Many practitioners now say they have plans to shift resources into other channels — and in some cases have already started moving budget away from Facebook in the wake of its unveiling of a political ad opt-out feature.
Lindsey Kolb, digital director at Beltway firm DDC Public Affairs, said that she’s been educating clients “on what programmatic is and what those options are” as a way to convince them to move budgets away from Facebook.
In her clients’ minds, Kolb said during C&E’s recent CampaignTech at Home Conference on July 8, “all that really matters to them is Facebook and Twitter and what the internet trolls are saying.
“But in reality, you can get a lot more bang for your buck sometimes moving those conversations out of Facebook and moving them into a programmatic space where it’s just persuasive messaging.”
Kolb noted that while CPAs are now lower on Facebook — in part, because of major brands boycotting the company over what they consider inaction on extremist content — the environment is more hostile.
“With all of these different social changes that are happening, if we’re posting from a huge trade association or coalition, it creates its own form of negative messaging between our audience,” she said. “There’s lots of programmatic ways where you can do a social boost, where you can boost that organic content in a programmatic way without actually giving money to Facebook.”
Mike Schneider, a partner at Bully Pulpit Interactive (BPI), warned against just shifting content from Facebook without “rigorous measurement” of viewers’ interactions with it.
“If people are annoyed at a brand for advertising, just moving that advertising to a place where they can’t directly complain about it doesn’t really solve the underlying problem,” he said.
Moreover, Schneider warned that campaigns who are leaving the walled garden of Facebook will have a more difficult time reaching their target audiences: “We just have this challenging situation where there’s more inventory than ever available, but it’s harder sometimes for less sophisticated campaigns to make efficient use of it.”
He noted YouTube, Hulu, Pandora, and other streaming services are “restricting some of the targeting options that have been the cornerstone of political [ad] buying for years.”

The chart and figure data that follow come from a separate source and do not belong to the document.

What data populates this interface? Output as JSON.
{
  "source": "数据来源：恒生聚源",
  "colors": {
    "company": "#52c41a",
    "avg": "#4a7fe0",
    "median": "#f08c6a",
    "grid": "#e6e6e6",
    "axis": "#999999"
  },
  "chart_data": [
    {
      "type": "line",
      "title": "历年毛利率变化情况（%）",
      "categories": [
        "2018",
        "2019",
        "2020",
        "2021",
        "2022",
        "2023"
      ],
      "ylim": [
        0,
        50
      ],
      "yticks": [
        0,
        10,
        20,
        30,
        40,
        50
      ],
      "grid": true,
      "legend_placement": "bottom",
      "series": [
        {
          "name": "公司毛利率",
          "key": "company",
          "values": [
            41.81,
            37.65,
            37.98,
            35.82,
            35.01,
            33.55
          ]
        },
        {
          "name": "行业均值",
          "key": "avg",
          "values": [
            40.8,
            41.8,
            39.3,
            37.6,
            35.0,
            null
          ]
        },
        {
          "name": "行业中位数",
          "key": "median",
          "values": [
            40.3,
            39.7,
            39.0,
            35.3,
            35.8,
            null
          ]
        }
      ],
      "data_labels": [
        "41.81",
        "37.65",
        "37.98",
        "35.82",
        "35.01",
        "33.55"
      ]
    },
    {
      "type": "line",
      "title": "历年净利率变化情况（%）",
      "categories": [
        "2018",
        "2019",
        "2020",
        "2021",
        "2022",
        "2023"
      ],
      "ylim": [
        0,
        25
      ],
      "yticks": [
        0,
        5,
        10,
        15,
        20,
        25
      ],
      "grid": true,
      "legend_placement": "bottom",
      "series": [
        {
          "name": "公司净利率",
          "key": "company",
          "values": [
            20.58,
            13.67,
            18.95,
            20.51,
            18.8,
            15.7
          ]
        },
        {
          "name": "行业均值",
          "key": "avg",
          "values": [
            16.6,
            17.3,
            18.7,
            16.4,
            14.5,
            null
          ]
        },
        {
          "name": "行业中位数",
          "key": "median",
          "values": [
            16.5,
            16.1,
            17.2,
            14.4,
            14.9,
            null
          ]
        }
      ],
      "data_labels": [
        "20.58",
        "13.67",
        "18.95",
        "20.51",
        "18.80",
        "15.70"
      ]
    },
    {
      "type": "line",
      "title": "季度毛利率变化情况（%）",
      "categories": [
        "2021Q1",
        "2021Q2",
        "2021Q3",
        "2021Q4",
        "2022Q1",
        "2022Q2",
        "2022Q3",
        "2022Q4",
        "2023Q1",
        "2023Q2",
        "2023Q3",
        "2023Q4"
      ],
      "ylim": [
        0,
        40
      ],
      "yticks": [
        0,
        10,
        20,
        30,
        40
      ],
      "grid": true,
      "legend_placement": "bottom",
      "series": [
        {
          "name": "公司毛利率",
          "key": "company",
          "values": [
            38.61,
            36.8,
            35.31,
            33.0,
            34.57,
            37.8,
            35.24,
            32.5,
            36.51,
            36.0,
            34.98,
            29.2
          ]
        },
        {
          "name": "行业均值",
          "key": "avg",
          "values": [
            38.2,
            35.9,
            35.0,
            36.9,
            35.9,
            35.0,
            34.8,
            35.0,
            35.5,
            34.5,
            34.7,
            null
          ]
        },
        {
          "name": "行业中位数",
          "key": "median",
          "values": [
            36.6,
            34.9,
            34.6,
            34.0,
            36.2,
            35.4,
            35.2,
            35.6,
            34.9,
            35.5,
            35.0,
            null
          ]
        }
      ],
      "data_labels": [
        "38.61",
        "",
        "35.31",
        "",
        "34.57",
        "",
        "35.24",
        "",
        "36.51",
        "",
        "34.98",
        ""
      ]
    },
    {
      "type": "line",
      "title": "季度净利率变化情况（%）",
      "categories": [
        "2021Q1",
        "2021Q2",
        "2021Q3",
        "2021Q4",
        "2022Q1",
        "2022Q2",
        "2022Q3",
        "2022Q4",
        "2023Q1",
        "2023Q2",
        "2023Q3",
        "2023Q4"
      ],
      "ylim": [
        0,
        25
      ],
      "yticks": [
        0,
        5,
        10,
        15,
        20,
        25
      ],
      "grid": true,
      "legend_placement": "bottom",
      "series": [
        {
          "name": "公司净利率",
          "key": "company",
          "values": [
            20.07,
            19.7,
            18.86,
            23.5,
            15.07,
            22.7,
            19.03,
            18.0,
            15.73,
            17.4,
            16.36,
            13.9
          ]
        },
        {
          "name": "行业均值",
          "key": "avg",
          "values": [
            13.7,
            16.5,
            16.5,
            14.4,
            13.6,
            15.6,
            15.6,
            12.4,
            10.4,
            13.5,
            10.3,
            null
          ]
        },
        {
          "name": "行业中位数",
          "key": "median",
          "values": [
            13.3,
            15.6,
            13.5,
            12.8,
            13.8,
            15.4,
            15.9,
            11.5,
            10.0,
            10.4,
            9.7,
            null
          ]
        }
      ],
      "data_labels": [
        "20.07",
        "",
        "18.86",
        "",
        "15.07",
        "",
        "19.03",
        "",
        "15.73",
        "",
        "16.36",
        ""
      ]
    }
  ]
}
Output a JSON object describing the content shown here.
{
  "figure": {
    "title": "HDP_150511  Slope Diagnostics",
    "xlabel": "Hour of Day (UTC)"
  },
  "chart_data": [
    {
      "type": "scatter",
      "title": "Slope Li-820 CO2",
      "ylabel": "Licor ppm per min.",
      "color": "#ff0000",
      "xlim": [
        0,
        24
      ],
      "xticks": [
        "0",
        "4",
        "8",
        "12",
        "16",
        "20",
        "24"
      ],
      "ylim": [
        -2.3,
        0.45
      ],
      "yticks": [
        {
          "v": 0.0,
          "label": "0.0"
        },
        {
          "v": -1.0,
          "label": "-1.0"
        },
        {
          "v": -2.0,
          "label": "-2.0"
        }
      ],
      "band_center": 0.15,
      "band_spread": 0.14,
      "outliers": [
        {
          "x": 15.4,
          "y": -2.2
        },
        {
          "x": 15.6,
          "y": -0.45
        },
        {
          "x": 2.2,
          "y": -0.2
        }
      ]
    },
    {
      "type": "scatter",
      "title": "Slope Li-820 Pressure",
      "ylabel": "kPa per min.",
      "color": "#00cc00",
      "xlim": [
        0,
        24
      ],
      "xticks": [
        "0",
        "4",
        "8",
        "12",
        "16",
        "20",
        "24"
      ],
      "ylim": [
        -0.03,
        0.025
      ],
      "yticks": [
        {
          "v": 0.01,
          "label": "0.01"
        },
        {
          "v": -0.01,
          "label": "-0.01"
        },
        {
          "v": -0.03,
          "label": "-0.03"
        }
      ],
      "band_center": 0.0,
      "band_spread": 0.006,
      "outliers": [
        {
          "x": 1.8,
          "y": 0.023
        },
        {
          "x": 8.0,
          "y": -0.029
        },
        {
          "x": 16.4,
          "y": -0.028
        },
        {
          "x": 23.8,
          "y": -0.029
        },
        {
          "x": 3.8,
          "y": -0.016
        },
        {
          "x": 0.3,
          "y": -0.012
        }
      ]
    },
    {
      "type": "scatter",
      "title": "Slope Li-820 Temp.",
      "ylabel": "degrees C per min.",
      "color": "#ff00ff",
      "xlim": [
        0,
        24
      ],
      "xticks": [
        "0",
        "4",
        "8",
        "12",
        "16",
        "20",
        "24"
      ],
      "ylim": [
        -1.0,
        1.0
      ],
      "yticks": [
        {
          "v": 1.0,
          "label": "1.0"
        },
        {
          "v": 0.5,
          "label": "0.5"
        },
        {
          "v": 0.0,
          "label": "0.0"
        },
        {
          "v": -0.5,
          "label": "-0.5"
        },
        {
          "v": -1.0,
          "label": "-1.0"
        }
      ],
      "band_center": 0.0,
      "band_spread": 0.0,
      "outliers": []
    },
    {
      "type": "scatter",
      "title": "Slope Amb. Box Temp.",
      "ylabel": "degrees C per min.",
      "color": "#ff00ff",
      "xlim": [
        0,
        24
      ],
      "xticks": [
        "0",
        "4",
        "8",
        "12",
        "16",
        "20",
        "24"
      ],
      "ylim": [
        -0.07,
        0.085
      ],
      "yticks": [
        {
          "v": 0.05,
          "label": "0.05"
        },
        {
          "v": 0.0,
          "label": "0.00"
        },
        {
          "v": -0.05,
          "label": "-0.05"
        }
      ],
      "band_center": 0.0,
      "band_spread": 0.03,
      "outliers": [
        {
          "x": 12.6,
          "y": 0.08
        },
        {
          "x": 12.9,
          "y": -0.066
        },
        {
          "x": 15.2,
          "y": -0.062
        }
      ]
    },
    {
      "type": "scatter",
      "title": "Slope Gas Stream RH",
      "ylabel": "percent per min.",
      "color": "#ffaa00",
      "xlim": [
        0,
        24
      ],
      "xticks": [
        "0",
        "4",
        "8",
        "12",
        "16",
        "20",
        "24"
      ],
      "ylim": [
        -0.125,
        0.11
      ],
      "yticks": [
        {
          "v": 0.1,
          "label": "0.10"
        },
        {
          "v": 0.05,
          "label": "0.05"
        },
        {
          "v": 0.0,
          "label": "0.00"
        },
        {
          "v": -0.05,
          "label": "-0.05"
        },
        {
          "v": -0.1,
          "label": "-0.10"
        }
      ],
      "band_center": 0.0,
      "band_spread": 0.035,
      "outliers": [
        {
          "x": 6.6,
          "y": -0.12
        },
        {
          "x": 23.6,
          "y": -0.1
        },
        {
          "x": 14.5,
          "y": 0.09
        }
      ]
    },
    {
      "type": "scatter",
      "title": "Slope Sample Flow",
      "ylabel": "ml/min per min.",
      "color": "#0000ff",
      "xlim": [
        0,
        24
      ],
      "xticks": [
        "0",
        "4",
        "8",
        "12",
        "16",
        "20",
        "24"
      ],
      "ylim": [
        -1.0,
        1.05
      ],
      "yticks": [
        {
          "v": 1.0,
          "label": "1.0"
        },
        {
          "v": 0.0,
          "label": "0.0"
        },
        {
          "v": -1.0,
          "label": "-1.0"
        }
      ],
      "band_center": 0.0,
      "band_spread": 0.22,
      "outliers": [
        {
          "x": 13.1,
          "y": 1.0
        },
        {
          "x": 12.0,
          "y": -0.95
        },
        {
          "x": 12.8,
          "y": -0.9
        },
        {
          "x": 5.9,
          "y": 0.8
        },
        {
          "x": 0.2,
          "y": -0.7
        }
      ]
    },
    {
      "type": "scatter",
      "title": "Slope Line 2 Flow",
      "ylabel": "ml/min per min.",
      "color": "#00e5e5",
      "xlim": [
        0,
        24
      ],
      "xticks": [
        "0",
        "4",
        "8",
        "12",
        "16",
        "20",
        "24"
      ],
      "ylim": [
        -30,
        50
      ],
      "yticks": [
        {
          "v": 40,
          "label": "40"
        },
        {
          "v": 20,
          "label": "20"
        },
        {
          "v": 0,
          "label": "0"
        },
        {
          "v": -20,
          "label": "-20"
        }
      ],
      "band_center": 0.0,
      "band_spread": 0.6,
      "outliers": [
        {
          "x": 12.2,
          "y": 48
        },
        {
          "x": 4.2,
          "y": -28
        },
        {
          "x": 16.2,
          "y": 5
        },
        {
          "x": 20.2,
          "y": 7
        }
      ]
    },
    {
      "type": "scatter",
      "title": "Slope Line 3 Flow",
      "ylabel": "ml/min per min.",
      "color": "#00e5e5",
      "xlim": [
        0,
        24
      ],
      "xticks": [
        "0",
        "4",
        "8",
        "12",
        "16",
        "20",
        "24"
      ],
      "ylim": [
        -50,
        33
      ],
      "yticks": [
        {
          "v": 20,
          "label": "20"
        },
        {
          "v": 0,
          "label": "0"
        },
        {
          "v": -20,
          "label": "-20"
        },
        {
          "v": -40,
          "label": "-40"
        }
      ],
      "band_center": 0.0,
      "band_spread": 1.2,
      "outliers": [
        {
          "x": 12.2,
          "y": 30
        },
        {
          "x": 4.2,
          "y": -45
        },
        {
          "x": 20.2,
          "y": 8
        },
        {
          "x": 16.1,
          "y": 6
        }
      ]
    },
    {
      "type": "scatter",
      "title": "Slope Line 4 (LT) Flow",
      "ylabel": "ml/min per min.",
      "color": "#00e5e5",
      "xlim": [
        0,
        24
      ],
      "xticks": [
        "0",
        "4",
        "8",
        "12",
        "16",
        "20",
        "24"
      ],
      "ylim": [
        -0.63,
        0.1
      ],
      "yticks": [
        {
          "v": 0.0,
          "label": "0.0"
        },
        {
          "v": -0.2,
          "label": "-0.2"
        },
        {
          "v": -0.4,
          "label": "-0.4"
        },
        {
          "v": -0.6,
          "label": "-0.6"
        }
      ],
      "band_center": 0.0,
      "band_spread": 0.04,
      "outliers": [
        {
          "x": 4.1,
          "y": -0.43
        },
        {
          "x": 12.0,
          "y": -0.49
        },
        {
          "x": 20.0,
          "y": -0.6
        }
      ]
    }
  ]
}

He also advised campaigns to consider experimenting with novel placements instead — such as out-of-home advertising, which is cheaper because fewer people are venturing out during the ongoing pandemic. Even billboards, he said, “can be a really powerful placement.”
As for the remainder of the digital landscape, campaigns need to start booking premium inventory quickly, noted Schneider: “If you haven’t [started], that time is definitely now.”
Ivanka Farrell, director of media operations at BPI, said one area that would take budget from Facebook is streaming video via OTT and CTV.
“The downside of that is it’s more expensive,” she said. “The reality is if you’re spending your budget in August, people won’t remember in late October or early November. Sometimes you have to go when it’s crowded,” she said, adding that campaigns need to make sure “you’re being smart about your audience.”